31 stycznia br. odbyła się pierwsza w 2020 roku przysięga wojskowa 6 Mazowieckiej Brygady Obrony Terytorialnej, po raz pierwszy wziął w niej udział nowy dowódca brygady, pułkownik Witold Bubak.
Złożyliście z dumą przysięgę wojskową. Żałuję, że wśród nas nie ma waszych najbliższych. Nie ma rodziców, rodzin, przyjaciół. Na pewno z nami sercem i duchem. Wiem jak to jest być człowiekiem, który składa przysięgę, bo sam ją składałem. Pamiętam jak się wtedy czułem. Wiem też, jak to jest być ojcem dziecka, które również składa taką przysięgę. Tym bardziej jest mi żal, że nie ma tu waszych najbliższych ale niestety takie nastały czasy.
– dodawał dowódca brygady.
Podczas uroczystości wyróżniono listem gratulacyjnym dwóch żołnierzy, którzy ukończyli szkolenie z najwyższym wynikiem. Byli to żołnierze: szer. Wigant Żaneta, szer. Ciołek Wojciech.
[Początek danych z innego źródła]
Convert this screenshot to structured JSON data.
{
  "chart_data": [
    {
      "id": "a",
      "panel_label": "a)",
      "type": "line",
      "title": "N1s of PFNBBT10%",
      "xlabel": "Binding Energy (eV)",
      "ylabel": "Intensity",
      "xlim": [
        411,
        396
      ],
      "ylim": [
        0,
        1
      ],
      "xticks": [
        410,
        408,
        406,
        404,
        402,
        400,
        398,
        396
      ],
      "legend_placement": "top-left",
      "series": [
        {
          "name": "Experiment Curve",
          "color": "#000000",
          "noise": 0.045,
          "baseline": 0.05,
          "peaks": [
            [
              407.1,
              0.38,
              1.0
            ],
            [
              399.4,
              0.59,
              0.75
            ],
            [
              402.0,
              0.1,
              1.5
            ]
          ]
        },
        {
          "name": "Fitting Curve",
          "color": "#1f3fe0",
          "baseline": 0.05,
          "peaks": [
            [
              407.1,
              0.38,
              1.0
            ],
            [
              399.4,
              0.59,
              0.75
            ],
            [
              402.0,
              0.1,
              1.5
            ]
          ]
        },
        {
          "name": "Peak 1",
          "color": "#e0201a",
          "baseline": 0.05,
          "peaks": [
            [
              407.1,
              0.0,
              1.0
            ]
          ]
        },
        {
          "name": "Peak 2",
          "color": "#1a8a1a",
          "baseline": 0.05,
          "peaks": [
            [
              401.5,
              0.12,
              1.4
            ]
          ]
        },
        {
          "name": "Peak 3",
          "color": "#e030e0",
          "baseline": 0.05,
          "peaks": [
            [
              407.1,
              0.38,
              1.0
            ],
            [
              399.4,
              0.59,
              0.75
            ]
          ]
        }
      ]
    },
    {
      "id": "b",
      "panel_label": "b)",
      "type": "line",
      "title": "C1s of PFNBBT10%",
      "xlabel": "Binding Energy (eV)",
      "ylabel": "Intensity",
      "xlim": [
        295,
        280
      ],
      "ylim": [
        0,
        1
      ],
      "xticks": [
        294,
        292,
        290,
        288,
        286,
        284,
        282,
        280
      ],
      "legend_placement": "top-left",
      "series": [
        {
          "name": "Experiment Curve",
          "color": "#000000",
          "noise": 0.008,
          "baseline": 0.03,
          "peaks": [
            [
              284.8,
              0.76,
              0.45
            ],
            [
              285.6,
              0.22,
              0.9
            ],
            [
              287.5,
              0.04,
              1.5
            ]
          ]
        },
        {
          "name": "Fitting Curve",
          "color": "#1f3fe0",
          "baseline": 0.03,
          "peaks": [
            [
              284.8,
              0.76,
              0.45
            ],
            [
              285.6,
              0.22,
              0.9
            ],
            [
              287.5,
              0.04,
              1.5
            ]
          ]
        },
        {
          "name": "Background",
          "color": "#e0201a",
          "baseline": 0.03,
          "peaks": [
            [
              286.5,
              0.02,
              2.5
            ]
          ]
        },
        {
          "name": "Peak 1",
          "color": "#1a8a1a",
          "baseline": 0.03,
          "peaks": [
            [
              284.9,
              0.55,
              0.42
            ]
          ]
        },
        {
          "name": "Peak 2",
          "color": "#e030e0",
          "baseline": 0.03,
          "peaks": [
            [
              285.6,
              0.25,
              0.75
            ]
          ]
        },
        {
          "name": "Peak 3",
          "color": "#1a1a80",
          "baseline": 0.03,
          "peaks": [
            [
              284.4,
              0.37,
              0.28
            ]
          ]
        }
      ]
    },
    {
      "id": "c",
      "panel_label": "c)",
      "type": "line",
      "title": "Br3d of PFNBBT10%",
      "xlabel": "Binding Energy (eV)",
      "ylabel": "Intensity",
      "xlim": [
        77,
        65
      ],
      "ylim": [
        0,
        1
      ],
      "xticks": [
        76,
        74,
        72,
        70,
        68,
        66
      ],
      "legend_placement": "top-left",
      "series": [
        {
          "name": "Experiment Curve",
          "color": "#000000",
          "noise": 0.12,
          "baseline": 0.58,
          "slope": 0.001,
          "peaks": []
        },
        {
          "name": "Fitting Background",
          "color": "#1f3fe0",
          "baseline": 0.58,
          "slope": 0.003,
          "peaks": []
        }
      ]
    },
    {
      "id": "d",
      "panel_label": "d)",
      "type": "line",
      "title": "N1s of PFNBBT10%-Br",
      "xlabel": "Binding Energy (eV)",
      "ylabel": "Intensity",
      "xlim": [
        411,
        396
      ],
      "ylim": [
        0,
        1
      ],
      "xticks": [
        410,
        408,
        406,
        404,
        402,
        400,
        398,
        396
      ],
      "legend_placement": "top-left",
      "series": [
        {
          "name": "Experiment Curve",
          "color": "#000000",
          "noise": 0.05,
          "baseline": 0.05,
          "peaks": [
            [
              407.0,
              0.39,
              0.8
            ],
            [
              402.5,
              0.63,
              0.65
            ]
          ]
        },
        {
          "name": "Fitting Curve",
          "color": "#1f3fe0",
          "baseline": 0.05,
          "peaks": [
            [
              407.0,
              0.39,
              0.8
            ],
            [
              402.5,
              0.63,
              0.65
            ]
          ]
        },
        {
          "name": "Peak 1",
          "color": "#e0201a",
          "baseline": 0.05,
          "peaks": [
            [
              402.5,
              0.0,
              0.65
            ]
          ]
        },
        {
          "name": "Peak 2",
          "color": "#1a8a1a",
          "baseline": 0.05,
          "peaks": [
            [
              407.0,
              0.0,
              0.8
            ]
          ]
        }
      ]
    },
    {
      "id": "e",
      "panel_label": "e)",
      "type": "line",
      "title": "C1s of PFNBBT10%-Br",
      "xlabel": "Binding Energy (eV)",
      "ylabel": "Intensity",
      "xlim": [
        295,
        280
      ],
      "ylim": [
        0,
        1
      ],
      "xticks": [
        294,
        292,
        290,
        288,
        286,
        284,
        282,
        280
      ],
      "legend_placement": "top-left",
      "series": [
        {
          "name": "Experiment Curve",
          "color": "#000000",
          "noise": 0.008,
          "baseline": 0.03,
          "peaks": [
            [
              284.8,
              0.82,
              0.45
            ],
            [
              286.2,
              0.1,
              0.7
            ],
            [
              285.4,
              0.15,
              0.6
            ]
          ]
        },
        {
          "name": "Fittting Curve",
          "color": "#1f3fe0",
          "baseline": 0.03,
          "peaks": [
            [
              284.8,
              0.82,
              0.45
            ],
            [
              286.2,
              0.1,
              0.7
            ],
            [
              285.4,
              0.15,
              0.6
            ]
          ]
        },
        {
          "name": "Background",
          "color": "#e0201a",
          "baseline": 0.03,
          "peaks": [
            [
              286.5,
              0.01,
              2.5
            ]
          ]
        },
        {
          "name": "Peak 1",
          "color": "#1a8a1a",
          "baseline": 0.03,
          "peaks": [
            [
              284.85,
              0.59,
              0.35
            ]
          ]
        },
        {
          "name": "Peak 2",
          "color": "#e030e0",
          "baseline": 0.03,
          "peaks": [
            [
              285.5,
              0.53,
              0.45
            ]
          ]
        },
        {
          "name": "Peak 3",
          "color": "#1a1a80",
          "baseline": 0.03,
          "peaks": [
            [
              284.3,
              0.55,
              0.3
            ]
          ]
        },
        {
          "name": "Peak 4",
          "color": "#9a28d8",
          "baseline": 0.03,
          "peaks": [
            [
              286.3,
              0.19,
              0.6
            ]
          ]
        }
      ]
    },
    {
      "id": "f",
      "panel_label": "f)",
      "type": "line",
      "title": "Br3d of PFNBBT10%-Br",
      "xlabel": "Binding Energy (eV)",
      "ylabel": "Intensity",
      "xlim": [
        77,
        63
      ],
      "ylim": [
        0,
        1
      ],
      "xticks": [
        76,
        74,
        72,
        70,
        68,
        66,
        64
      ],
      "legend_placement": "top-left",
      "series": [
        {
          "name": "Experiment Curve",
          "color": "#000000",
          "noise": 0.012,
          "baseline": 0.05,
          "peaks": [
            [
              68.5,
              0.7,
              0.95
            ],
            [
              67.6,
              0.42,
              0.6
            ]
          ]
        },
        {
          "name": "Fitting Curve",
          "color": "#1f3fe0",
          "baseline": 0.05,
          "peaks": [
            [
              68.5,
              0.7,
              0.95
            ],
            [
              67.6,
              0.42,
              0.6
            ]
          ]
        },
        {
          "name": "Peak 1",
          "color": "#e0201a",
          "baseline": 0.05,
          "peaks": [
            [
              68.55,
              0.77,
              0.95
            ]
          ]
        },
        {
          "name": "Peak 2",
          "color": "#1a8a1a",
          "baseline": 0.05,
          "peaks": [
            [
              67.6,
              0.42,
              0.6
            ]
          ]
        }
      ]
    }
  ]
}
Nowe otoczenie, nowi ludzie. Można by przypuszczać, że w tak krótkim czasie trudno się dobrze poznać. Jednak przyjacielska dłoń, pomagała nam nawet w tych najtrudniejszych momentach. Wspieraliśmy się nawzajem, a wszystkiemu towarzyszyła „wojskowa atmosfera”. Obiecujemy sumiennie podnosić swoje umiejętności i kwalifikacje, aby w pełni odpowiedzialności dbać o naszą Ojczyznę, lokalne społeczności oraz o ludzi, których kochamy. Myślę, że ten dzień na zawsze pozostanie w naszej pamięci.
– mówiła w imieniu żołnierzy szer. Żaneta Wigant
24 stycznia do przybywających na terenie Kompleksu Wojskowego w Radomiu, dołączyło 14 żołnierzy rezerwy, którzy rozpoczęli swoje szkolenie wyrównawcze. Podczas szkolenia służyli radą i doświadczeniem swoim młodszym kolegom, a sami adoptowali się do służby w nowym dla siebie rodzaju sił zbrojnych.